Le pays s’est ainsi gravement corrompu avant d’avoir eu le temps de se réformer. Producteur encore modeste d’opiacés, important pays de transit, il est également une immense lessiveuse des profits illicites de toute la région. Seule une très petite partie de l’argent blanchi est investi sur place, mais il alimente des importations de produits de luxe : parfumerie française, vêtements de luxe et supermarchés d’alimentation hors de portée de l’immense majorité de la population. La force de ce dispositif, outre qu’il favorise l’émergence d’une classe relativement aisée, embauchée dans la nébuleuse des entreprises mafieuses, c’est qu’il s’enracine profondément dans la structure sociale du pays.

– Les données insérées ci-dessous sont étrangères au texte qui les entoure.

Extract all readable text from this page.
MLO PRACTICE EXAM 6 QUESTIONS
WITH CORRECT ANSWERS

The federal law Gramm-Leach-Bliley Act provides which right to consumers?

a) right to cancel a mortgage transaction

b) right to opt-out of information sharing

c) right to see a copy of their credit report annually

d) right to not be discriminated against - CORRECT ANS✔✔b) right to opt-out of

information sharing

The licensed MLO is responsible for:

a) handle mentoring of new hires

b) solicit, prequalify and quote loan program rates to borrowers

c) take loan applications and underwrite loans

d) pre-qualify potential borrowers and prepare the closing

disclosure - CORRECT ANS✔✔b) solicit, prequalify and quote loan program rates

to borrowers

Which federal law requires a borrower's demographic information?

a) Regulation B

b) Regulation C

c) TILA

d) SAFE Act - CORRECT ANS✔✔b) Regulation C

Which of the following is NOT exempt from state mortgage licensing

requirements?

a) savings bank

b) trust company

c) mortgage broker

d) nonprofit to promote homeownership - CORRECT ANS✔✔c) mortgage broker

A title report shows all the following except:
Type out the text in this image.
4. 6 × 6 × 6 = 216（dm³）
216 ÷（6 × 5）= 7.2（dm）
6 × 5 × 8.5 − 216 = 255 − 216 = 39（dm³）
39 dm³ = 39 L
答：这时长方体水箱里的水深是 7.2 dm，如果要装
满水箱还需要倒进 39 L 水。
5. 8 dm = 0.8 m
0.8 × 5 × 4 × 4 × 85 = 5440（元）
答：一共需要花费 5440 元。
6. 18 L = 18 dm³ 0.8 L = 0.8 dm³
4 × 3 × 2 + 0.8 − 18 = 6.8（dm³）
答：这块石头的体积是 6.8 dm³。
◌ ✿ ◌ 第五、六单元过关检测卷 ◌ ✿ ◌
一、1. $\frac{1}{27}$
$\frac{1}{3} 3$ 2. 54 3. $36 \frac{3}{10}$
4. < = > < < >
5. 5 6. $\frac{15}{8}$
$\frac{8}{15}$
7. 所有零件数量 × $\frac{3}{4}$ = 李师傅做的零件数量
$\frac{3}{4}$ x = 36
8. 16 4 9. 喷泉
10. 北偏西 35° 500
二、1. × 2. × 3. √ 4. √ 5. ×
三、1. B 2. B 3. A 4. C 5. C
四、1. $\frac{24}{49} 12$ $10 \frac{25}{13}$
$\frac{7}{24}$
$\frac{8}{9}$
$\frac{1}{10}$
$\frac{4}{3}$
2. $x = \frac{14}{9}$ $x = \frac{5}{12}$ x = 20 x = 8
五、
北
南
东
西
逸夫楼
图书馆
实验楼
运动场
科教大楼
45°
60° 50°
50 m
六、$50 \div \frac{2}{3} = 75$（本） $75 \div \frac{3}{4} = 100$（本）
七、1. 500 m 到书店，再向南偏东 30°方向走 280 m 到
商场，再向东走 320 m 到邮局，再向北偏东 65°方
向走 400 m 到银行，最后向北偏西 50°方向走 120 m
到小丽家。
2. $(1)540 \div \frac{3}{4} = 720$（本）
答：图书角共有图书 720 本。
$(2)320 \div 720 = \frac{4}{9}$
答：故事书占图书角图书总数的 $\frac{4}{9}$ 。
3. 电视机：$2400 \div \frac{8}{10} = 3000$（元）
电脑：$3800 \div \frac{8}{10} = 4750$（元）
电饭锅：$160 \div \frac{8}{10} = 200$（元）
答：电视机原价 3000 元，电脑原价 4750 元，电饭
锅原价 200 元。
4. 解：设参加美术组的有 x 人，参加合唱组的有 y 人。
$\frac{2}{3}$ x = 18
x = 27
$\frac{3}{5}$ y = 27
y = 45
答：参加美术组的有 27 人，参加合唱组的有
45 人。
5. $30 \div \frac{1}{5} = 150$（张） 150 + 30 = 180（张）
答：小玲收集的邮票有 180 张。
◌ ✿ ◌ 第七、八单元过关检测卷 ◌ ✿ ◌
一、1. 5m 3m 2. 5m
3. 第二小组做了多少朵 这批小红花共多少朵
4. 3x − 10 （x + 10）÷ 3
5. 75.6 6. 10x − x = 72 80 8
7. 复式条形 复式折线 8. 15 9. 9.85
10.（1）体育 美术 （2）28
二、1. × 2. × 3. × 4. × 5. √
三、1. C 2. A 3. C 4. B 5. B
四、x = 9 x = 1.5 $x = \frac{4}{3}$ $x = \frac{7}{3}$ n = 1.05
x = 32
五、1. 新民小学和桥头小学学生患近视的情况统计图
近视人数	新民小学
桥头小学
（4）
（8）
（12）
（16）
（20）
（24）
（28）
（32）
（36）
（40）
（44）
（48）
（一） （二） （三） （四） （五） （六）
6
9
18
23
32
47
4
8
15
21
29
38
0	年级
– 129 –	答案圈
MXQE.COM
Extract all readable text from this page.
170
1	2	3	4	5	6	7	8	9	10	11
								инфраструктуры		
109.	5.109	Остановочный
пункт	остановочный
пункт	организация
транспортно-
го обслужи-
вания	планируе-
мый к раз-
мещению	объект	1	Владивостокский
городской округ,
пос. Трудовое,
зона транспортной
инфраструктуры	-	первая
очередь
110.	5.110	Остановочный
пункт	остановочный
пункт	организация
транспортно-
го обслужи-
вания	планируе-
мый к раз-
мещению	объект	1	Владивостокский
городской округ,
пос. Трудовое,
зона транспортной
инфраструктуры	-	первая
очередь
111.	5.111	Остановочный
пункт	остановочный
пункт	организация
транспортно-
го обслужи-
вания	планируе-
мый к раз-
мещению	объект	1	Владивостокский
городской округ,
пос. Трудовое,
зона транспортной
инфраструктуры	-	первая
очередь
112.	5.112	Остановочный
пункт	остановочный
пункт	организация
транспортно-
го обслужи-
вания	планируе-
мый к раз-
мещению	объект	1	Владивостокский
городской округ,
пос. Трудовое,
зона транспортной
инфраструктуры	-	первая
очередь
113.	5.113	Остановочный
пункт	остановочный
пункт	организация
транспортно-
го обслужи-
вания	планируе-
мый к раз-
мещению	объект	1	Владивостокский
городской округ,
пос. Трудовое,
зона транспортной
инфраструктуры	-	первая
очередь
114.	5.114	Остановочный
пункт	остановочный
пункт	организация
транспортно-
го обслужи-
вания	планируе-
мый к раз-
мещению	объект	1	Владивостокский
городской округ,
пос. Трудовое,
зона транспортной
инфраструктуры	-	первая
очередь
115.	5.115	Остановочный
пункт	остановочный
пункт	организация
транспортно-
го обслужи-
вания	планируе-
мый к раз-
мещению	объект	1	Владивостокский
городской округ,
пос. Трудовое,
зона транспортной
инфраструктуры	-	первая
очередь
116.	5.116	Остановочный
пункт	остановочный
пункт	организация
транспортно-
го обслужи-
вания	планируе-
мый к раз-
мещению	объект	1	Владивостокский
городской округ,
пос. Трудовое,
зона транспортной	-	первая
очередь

Structures sociales et organisations mafieuses

Les villes d’Asie centrale sont traditionnellement découpées en mahallas, quartiers de maisons basses aux rues agrémentées de jardinets et d’arbres fruitiers. Structure de base de l’organisation sociale urbaine, la mahalla est peuplée de gens qui se sont regroupés par affinité de parentèle ou de clientèle. C’est avant tout un lieu de solidarité géré par un comité qui reçoit des contributions volontaires nécessaires aux actions sociales, mais aussi un lieu de regards croisés qu’utilise ordinairement la police pour lutter contre la petite délinquance. Mais le concept de délinquance dans les affaires n’est pas encore inscrit dans la conscience populaire : c’est donc au cœur des mahallas que se multiplient, en toute impunité, les "maisons d’affaires" du réseau mafieux, d’autant qu’il est facile d’acheter sa respectabilité et popularité en finançant la construction d’une mosquée, mais aussi d’une chaïkhana (maison de thé). Tout service rendu en valant un autre, la mahalla assure la plus cimentée des protections et personne ne dira ce que tout le monde sait : tout au long de la journée, la nouvelle chaïkhana reçoit les vieux du quartier, siroteurs de thé et palabreurs infatigables. Le soir, elle accueille des prostituées, des joueurs de cartes et sert de bureau de réception des drogues acheminées par de petits passeurs.

A partir de la mahalla, socle de tout le système, s’érige une pyramide qui monte jusqu’aux plus hauts sommets de l’Etat. Les chefs mafieux s’efforcent de fédérer les quartiers pour élargir la base de leur empire et augmenter la surface de la collecte des drogues. Il existe actuellement en Ouzbékistan trois grandes pyramides connues de toute la population. La guerre des gangs fait rage depuis plus d’un an, celui qui espère faire mieux que les trois caïds et refuse de s’inféoder à l’une des trois pyramides, étant physiquement éliminé. L’Arménien Gaborian (plus connu comme "Gaba"), gérant du plus grand marché d’Asie centrale, "L’hippodrome de Tachkent", a été abattu à la mitraillette au bas des pistes de ski de Chimgan, dans la nuit du 31 décembre 1995, alors qu’il offrait à ses invités une promenade en télésiège au clair de lune. Plus récemment, Abdul Aziz, ouzbek originaire du Kazakhstan, proche des barons de la drogue à qui il fournissait des voitures volées en Allemagne "régulièrement" importées en Ouzbékistan par son réseau de Chimkent a été dénoncé à la police et croupit dans un cul de basse-fosse. Sans qu’il soit nécessaire de remonter jusqu’à certains membres du gouvernement auxquels il avait offert quelques uns des plus beaux modèles de son écurie, les charges contre lui sont suffisantes pour qu’il écope d’une très lourde peine. La télévision a largement relayé cette affaire et la rumeur publique s’attend à une possible condamnation à mort qui équivaudrait à un silence définitif sur les complicités dont il a longtemps bénéficié.

Entre le petit collecteur de drogues des mahallas et le sommet de la pyramide, il existe de nombreux intermédiaires, sous couvert de nouvelles "firmes" (ce mot russe d’origine française a une consonance quasiment magique), fruits des privatisations sauvages, mais il n’y a jamais de lien juridique vertical entre ces entreprises. Le président Karimov, conscient de la situation géopolitique unique de son pays, a su imposer l’Ouzbékistan sur la scène politique internationale avec force et habileté. Mais il semble qu’il ait confié une grande part de la gestion intérieure à son éminence grise, le sulfureux ministre des catastrophes naturelles, M. Djurabékov, qui l’accompagne dans presque tous ses déplacements.